Der interessanteste Charakter war ein Roboter. Er war auch der Einzige mit einem Sinn für Humor. Der Rest der Truppe riss sich darum, noch uninteressanter und langweiliger als die Kollegen zu sein.

Die Schauwerte? Selbst die blieben weit hinter meinen Erwartungen zurück. Da sehe ich bessere Spezialeffekte in einem Amateur-Katzenvideo. Und fühle mich besser unterhalten. Leider herrscht eine kollektive Blindheit bei Star-Wars-Filmen. Schon Star Wars 7 wurde weit überbewertet. Aber immerhin lese ich nach der anfänglichen Euphorie immer mehr treffende Kritiken. Eine davon stammt von dem Drehbuchguru Scriptshadow, der wie immer herrlich pointiert schreibt: http://scriptshadow.net/film-review-rogue-one/

Was man aus dem Film lernen kann, darüber demnächst mehr in einem ausführlicheren Artikel. Ein Tipp schon hier:
Weil Rogue One die Struktur brav abarbeitet, darf natürlich auch die »Save The Cat/Pet The Dog«-Szene nicht fehlen. Wem der Begriff nichts sagt: In einer solchen Szene wird die Protagonistin dabei gezeigt, wie sie eine Katze aus einer zugefallenen Mülltonne befreit oder, inmitten eines Feuergefechts, noch Zeit findet, einen (offensichtlich tauben) Straßenköter hinterm Ohr zu kraulen. Ziel der Szene ist es natürlich, der Protagonistin Sympathiepunkte einzubringen. Neben niedlichen Tieren eignen sich niedliche Kinder für diese Szene.
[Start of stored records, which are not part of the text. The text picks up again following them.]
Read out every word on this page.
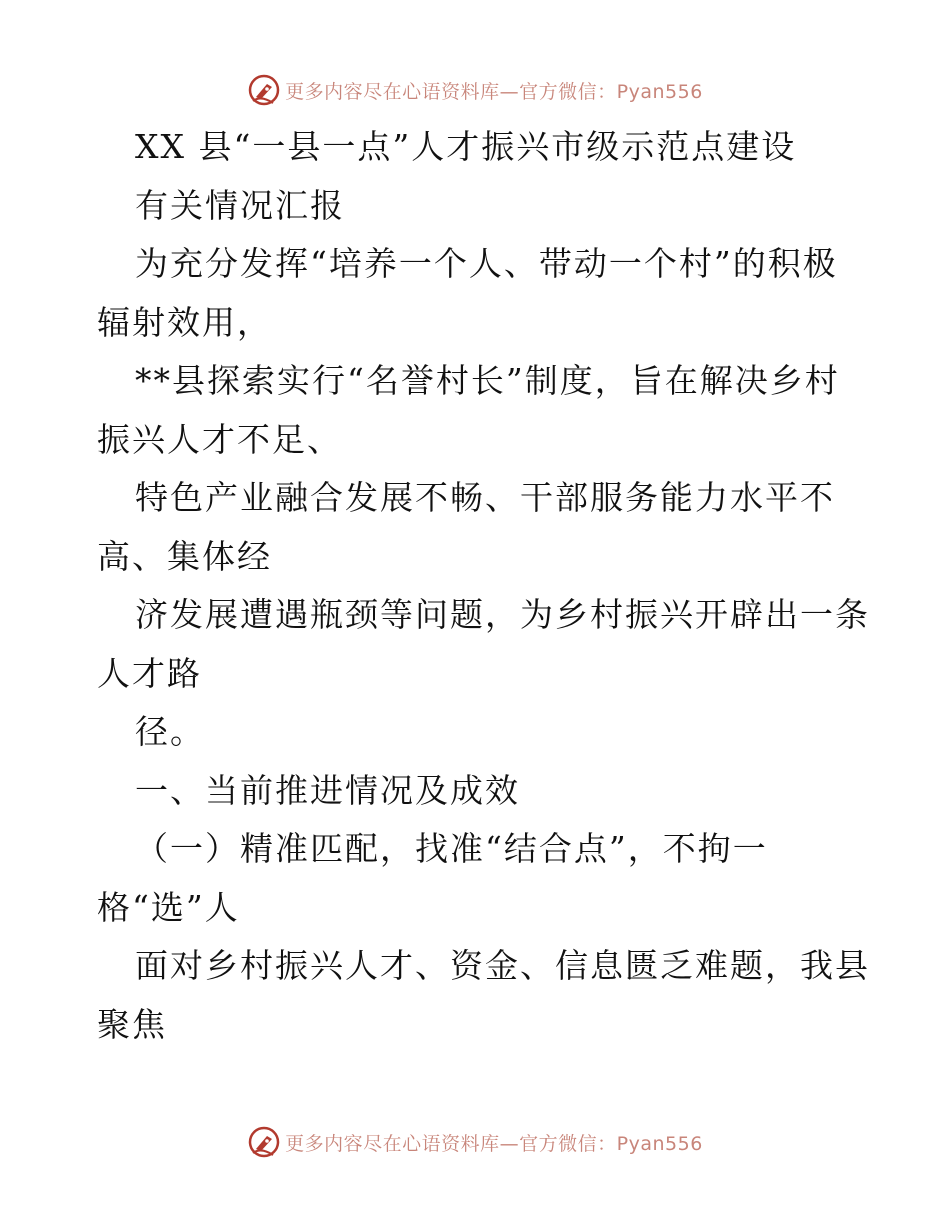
更多内容尽在心语资料库—官方微信：Pyan556
XX 县“一县一点”人才振兴市级示范点建设
有关情况汇报
为充分发挥“培养一个人、带动一个村”的积极
辐射效用，
**县探索实行“名誉村长”制度，旨在解决乡村
振兴人才不足、
特色产业融合发展不畅、干部服务能力水平不
高、集体经
济发展遭遇瓶颈等问题，为乡村振兴开辟出一条
人才路
径。
一、当前推进情况及成效
（一）精准匹配，找准“结合点”，不拘一
格“选”人
面对乡村振兴人才、资金、信息匮乏难题，我县
聚焦
更多内容尽在心语资料库—官方微信：Pyan556
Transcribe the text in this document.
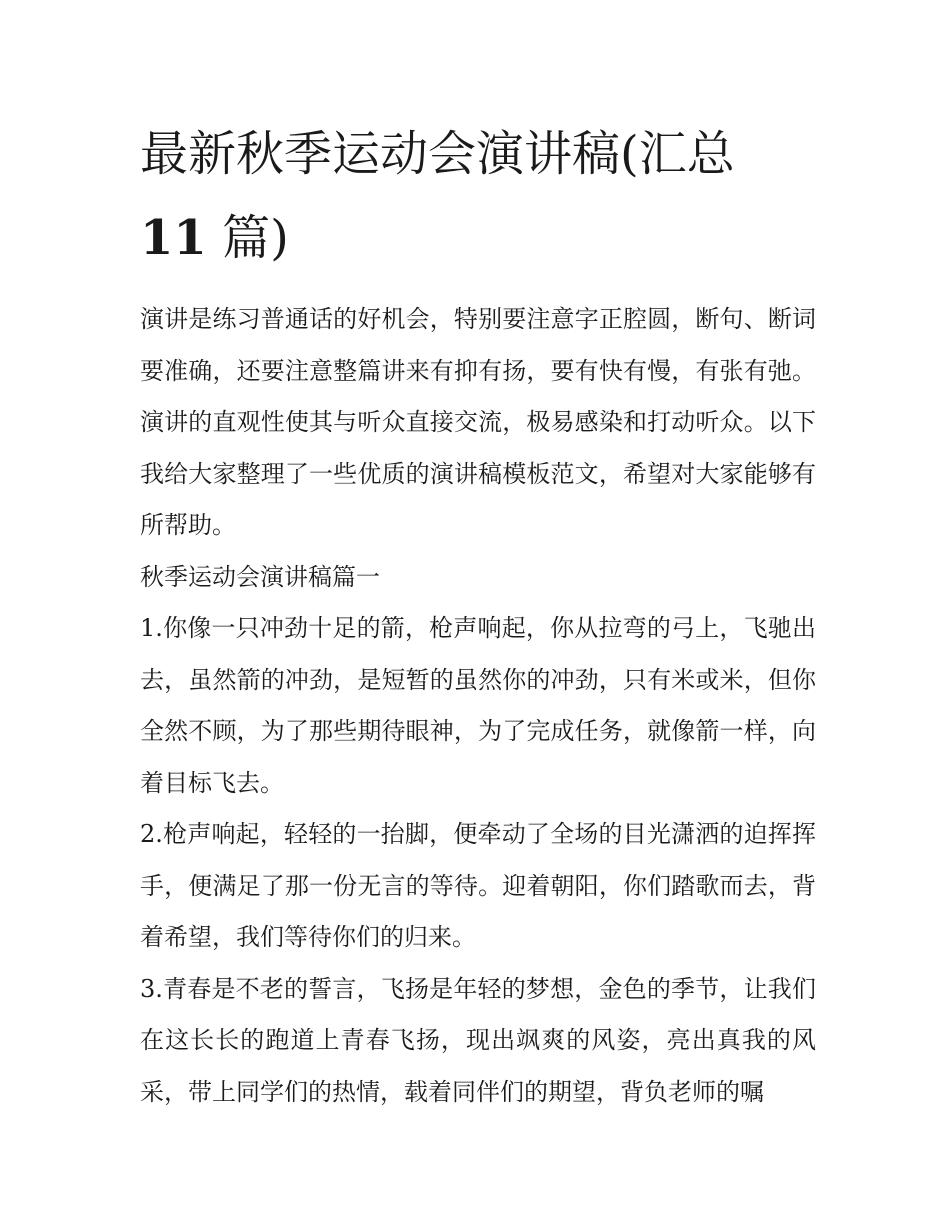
最新秋季运动会演讲稿(汇总
11 篇)

演讲是练习普通话的好机会，特别要注意字正腔圆，断句、断词要准确，还要注意整篇讲来有抑有扬，要有快有慢，有张有弛。演讲的直观性使其与听众直接交流，极易感染和打动听众。以下我给大家整理了一些优质的演讲稿模板范文，希望对大家能够有所帮助。

秋季运动会演讲稿篇一

1.你像一只冲劲十足的箭，枪声响起，你从拉弯的弓上，飞驰出去，虽然箭的冲劲，是短暂的虽然你的冲劲，只有米或米，但你全然不顾，为了那些期待眼神，为了完成任务，就像箭一样，向着目标飞去。

2.枪声响起，轻轻的一抬脚，便牵动了全场的目光潇洒的迫挥挥手，便满足了那一份无言的等待。迎着朝阳，你们踏歌而去，背着希望，我们等待你们的归来。

3.青春是不老的誓言，飞扬是年轻的梦想，金色的季节，让我们在这长长的跑道上青春飞扬，现出飒爽的风姿，亮出真我的风采，带上同学们的热情，载着同伴们的期望，背负老师的嘱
Was inzwischen ein so großes Klischee geworden ist, dass man mal jemand anderes streicheln und/oder retten könnte.
Protagonistin Jyn Erso, eine junge Kriminelle, wird von den Rebellen auf einen Planeten geschickt, wo sie Informationen über ihren vor vielen Jahren vom Imperium verschleppten Vater finden könnte. In der Hauptstadt Jedha geraten Jyn und Kollegen in ein Feuergefecht zwischen Aufständischen und Sturmtruppen des Imperiums. Ein kleines Kind gerät auch mit hinein. Jyn kann sie gerade noch aus der Gefahr ziehen und übergibt sie der weinenden Mutter.
Warum schafft es die Szene nicht, Jyn sympathischer zu machen? Na ja, immerhin macht die Szene Jyn nicht unsympathischer. Als Zuschauer aber registriert man die Rettung und vergisst sie sofort wieder. Eben weil so etwas längst ein Klischee geworden ist, um noch zu funktionieren. Und weil es so an die Szene drangeklebt wirkt. Außer dem Kind sind keine anderen Leute in Gefahr, es fehlt das Chaos. Auch hat man nicht den Eindruck, dass Jyn bei der Rettung viel riskiert.
Die Szene hätte trotzdem funktionieren können. Wenn nicht auch Jyn den Zwischenfall sofort wieder vergessen hätte. Einige Filmminuten später werden nämlich die ganze Stadt und ein Großteil des Planeten vom Todesstrahl des Todessterns atomisiert. Einschließlich des geretteten Mädchens oder Jungen (hab’s vergessen, was belegt, wie wenig Eindruck die Szene machte).
In Ihrem Roman hätten Sie dann noch Folgendes hinzufügen können: Bevor Jyn und Kollegen vom Planeten fliehen, denkt Jyn noch mal an das Mädchen zurück und an die Ironie, dass sie ein Leben rettete, dass so kurz darauf dann doch ausgelöscht wird. Die in Rogue One komplett banale und vergessenswerte Szene hätte so zu einer Schlüsselszene für die Protagonistin werden und ihren Hass auf das Imperium motivieren können.
Mit der »Rette das Kind«-Szene wurde eine Behauptung aufgestellt: Jyn ist ein guter Mensch. Wenn Sie durch die Ergänzung gezeigt hätten, dass Jyn sich tatsächlich für das Schicksal des Kindes interessiert hätte, hätten Sie die Behauptung bewiesen.
Das heißt »Show, don’t tell« nämlich in Autorendeutsch übersetzt: Stellen Sie keine Behauptungen auf. Sondern liefern Sie dem Leser Beweise. Damit er sich selbst überzeugen kann.
Nur er kann das, nicht Sie. Sie können ihm nur das Material dafür liefern und ihn in die gewollte Richtung stupsen.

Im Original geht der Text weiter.